Our passwords are strong

Most people think that their regular passwords are strong enough to stand against multiple break-in attempts. However, that’s a wrong mentality right there. No password can be 100% secure, no matter how many numbers and special characters you use in your passwords, there’s always a possibility that they can be cracked or leaked in some way. This is why it’s very important to keep changing your passwords on a regular basis. It could be weekly, bi-weekly, or monthly, but you need to regularly change your passwords, and have your employees change theirs.

Threats are spread only through the Internet

Some users may think that disconnecting from the internet will prevent the threats from spreading around the network and they are completely wrong. An employee may plug in an infected flash drive and all of the computers in the network can get infected, resulting in the loss of valuable company information.

You could also have your information device stolen at a store. Threats are not only Online, but in our daily life and we need to be very careful and take care of our personal information.

Threats are carried out by external parties Most people will tell you that cybersecurity threats come from the outside. Some hackers sitting in a dark basement trying to hack into your organization’s network. In reality, research shows that nearly 75% of data breaches are a result of someone on the inside.

A disgruntled employee, an ex-employee with a grudge, or just an ignorant user on your network can grant access to your entire organization’s data resulting in a massive data breach. It’s always a good idea to train your employees and teach them about digital security threats.

I don’t have anything worth protecting

You might think your data isn’t worth anything. You might think because you’re broke, no one cares about your data. You might also think that since you have nothing to hide, there’s no point in protecting your identity or information. This so-called ‘petty data’ could be compiled and or analyzed to build a bigger profile to steal one’s identity.

In other circumstances ones device could be used for malicious purposes.

Why use paid applications when there are free ones available

There is nothing that is wholly free of charge.

When using free applications, you don’t have control and or accountability of the use of your personal data.

One’s personal data could very easily be distributed to third parties and used maliciously.

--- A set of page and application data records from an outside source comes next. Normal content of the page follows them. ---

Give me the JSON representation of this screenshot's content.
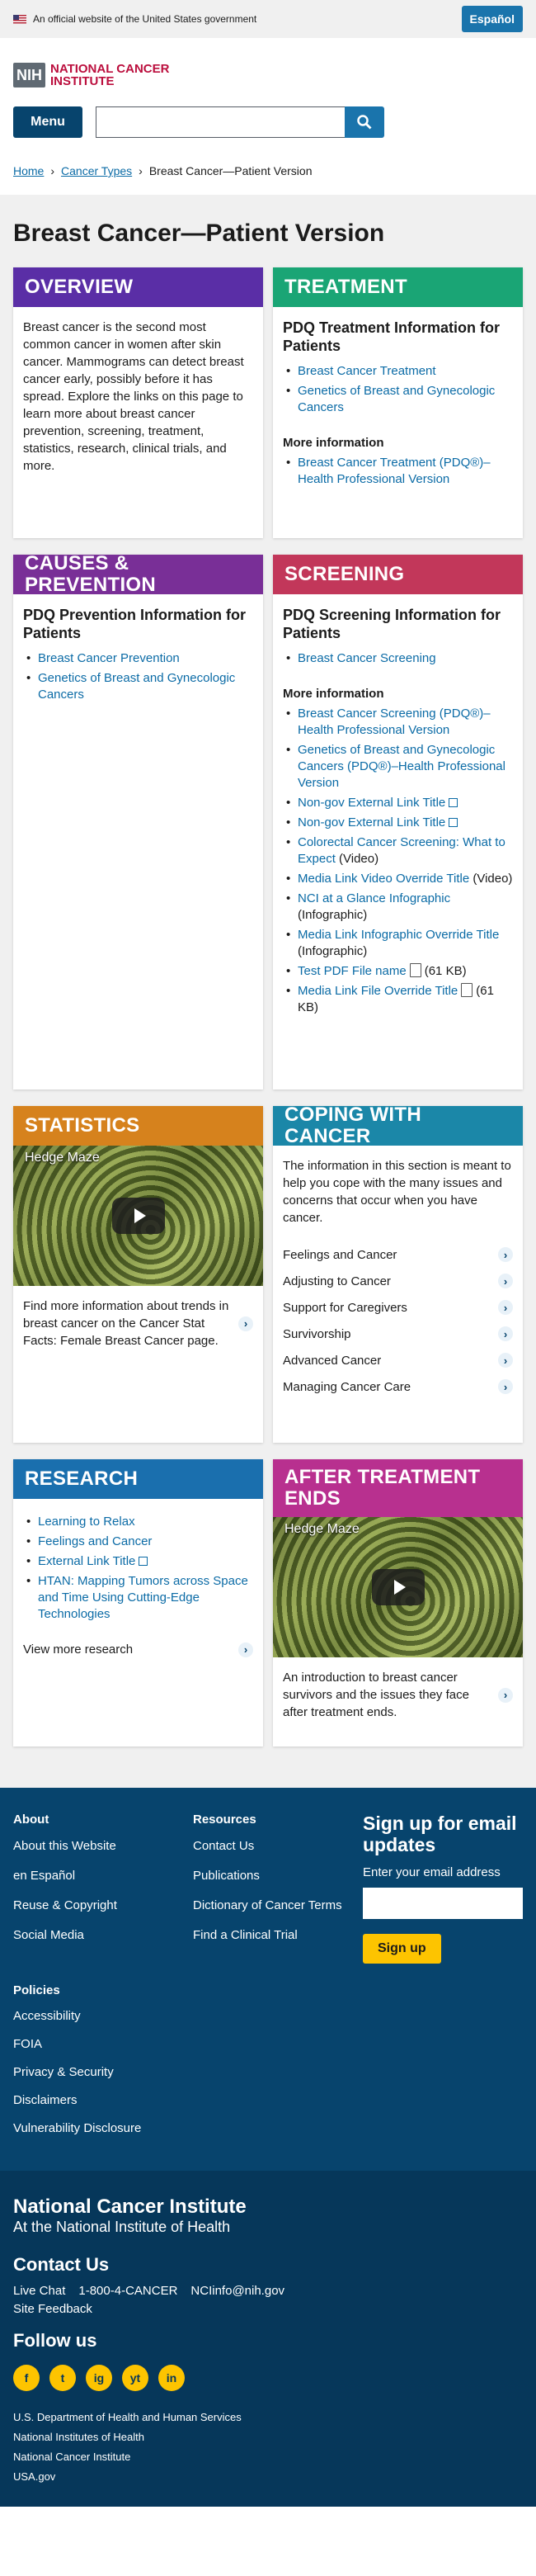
{
  "gov_banner": {
    "text": "An official website of the United States government",
    "espanol": "Español"
  },
  "header": {
    "logo_nih": "NIH",
    "logo_name_1": "NATIONAL CANCER",
    "logo_name_2": "INSTITUTE",
    "menu": "Menu",
    "search_placeholder": ""
  },
  "breadcrumb": {
    "home": "Home",
    "types": "Cancer Types",
    "current": "Breast Cancer—Patient Version"
  },
  "page_title": "Breast Cancer—Patient Version",
  "colors": {
    "overview": "#5a2ea6",
    "treatment": "#1aa575",
    "causes": "#792f97",
    "screening": "#c2375a",
    "statistics": "#d6821d",
    "coping": "#1b87a8",
    "research": "#1a6fae",
    "after": "#b8308f"
  },
  "overview": {
    "title": "OVERVIEW",
    "text": "Breast cancer is the second most common cancer in women after skin cancer. Mammograms can detect breast cancer early, possibly before it has spread. Explore the links on this page to learn more about breast cancer prevention, screening, treatment, statistics, research, clinical trials, and more."
  },
  "treatment": {
    "title": "TREATMENT",
    "subtitle": "PDQ Treatment Information for Patients",
    "links": [
      "Breast Cancer Treatment",
      "Genetics of Breast and Gynecologic Cancers"
    ],
    "more": "More information",
    "more_links": [
      "Breast Cancer Treatment (PDQ®)–Health Professional Version"
    ]
  },
  "causes": {
    "title": "CAUSES & PREVENTION",
    "subtitle": "PDQ Prevention Information for Patients",
    "links": [
      "Breast Cancer Prevention",
      "Genetics of Breast and Gynecologic Cancers"
    ]
  },
  "screening": {
    "title": "SCREENING",
    "subtitle": "PDQ Screening Information for Patients",
    "links": [
      "Breast Cancer Screening"
    ],
    "more": "More information",
    "more_links": [
      {
        "t": "Breast Cancer Screening (PDQ®)–Health Professional Version",
        "s": ""
      },
      {
        "t": "Genetics of Breast and Gynecologic Cancers (PDQ®)–Health Professional Version",
        "s": ""
      },
      {
        "t": "Non-gov External Link Title",
        "s": ""
      },
      {
        "t": "Non-gov External Link Title",
        "s": ""
      },
      {
        "t": "Colorectal Cancer Screening: What to Expect",
        "s": "(Video)"
      },
      {
        "t": "Media Link Video Override Title",
        "s": "(Video)"
      },
      {
        "t": "NCI at a Glance Infographic",
        "s": "(Infographic)"
      },
      {
        "t": "Media Link Infographic Override Title",
        "s": "(Infographic)"
      },
      {
        "t": "Test PDF File name",
        "s": "(61 KB)"
      },
      {
        "t": "Media Link File Override Title",
        "s": "(61 KB)"
      }
    ]
  },
  "statistics": {
    "title": "STATISTICS",
    "video_title": "Hedge Maze",
    "text": "Find more information about trends in breast cancer on the Cancer Stat Facts: Female Breast Cancer page."
  },
  "coping": {
    "title": "COPING WITH CANCER",
    "text": "The information in this section is meant to help you cope with the many issues and concerns that occur when you have cancer.",
    "items": [
      "Feelings and Cancer",
      "Adjusting to Cancer",
      "Support for Caregivers",
      "Survivorship",
      "Advanced Cancer",
      "Managing Cancer Care"
    ]
  },
  "research": {
    "title": "RESEARCH",
    "links": [
      "Learning to Relax",
      "Feelings and Cancer",
      "External Link Title",
      "HTAN: Mapping Tumors across Space and Time Using Cutting-Edge Technologies"
    ],
    "view_more": "View more research"
  },
  "after": {
    "title": "AFTER TREATMENT ENDS",
    "video_title": "Hedge Maze",
    "text": "An introduction to breast cancer survivors and the issues they face after treatment ends."
  },
  "footer": {
    "about": {
      "heading": "About",
      "links": [
        "About this Website",
        "en Español",
        "Reuse & Copyright",
        "Social Media"
      ]
    },
    "resources": {
      "heading": "Resources",
      "links": [
        "Contact Us",
        "Publications",
        "Dictionary of Cancer Terms",
        "Find a Clinical Trial"
      ]
    },
    "signup": {
      "heading": "Sign up for email updates",
      "label": "Enter your email address",
      "button": "Sign up"
    },
    "policies": {
      "heading": "Policies",
      "links": [
        "Accessibility",
        "FOIA",
        "Privacy & Security",
        "Disclaimers",
        "Vulnerability Disclosure"
      ]
    }
  },
  "identity": {
    "name": "National Cancer Institute",
    "sub": "At the National Institute of Health",
    "contact_heading": "Contact Us",
    "live_chat": "Live Chat",
    "phone": "1-800-4-CANCER",
    "email": "NCIinfo@nih.gov",
    "site_feedback": "Site Feedback",
    "follow": "Follow us",
    "social": [
      "f",
      "t",
      "ig",
      "yt",
      "in"
    ],
    "gov_links": [
      "U.S. Department of Health and Human Services",
      "National Institutes of Health",
      "National Cancer Institute",
      "USA.gov"
    ]
  }
}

Quite a number of developers embed malware in free application.

It should be noted that not all free applications are dangerous i.e. ‘Signal’ is notably a secure messaging application. However, quite a number of unscrupulous developers target their victims through free applications.

Tips and Facts


There is a hacker attack every 39 seconds.

The global average cost of a data

breach is $3.9 million across small & medium businesses.

Since the Covid-19 outbreak, there has been a 300% increase in reported cybercrimes worldwide.

95% of cybersecurity breachesare due to human error.

Most companies take up to 6 months to detect a data breach.


  • Keep your software up to date. Turn on automatic system updates for your device, make sure your desktop web browser uses automatic security up-dates, and keep your web browser plugins updated.
  • Use anti-virus protection & firewall. These software block malware and other malicious viruses from entering your device and compromising your data.
  • Use Strong Passwords & Use a Password Management Tool. Opt for some-thing that is not complicated and is easy to remember. It should have at least 8 characters and a max. Length of 64 characters. Don’t use the same password twice.
  • Protect your sensitive Personal Identifiable Information, that can be used by a cybercriminal to identify or locate an individual. This includes name, address, phone numbers, date of birth, IP address, or any other physical or digital identity data.
  • Backup your data regularly. A recommended rule is the 3-2-1 backup, where you keep 3 copies of your data on 2 different types of media (local and external hard drive) and one copy in an off-site location (cloud stor-age).

• One should consider using two factor verification in their security protocol.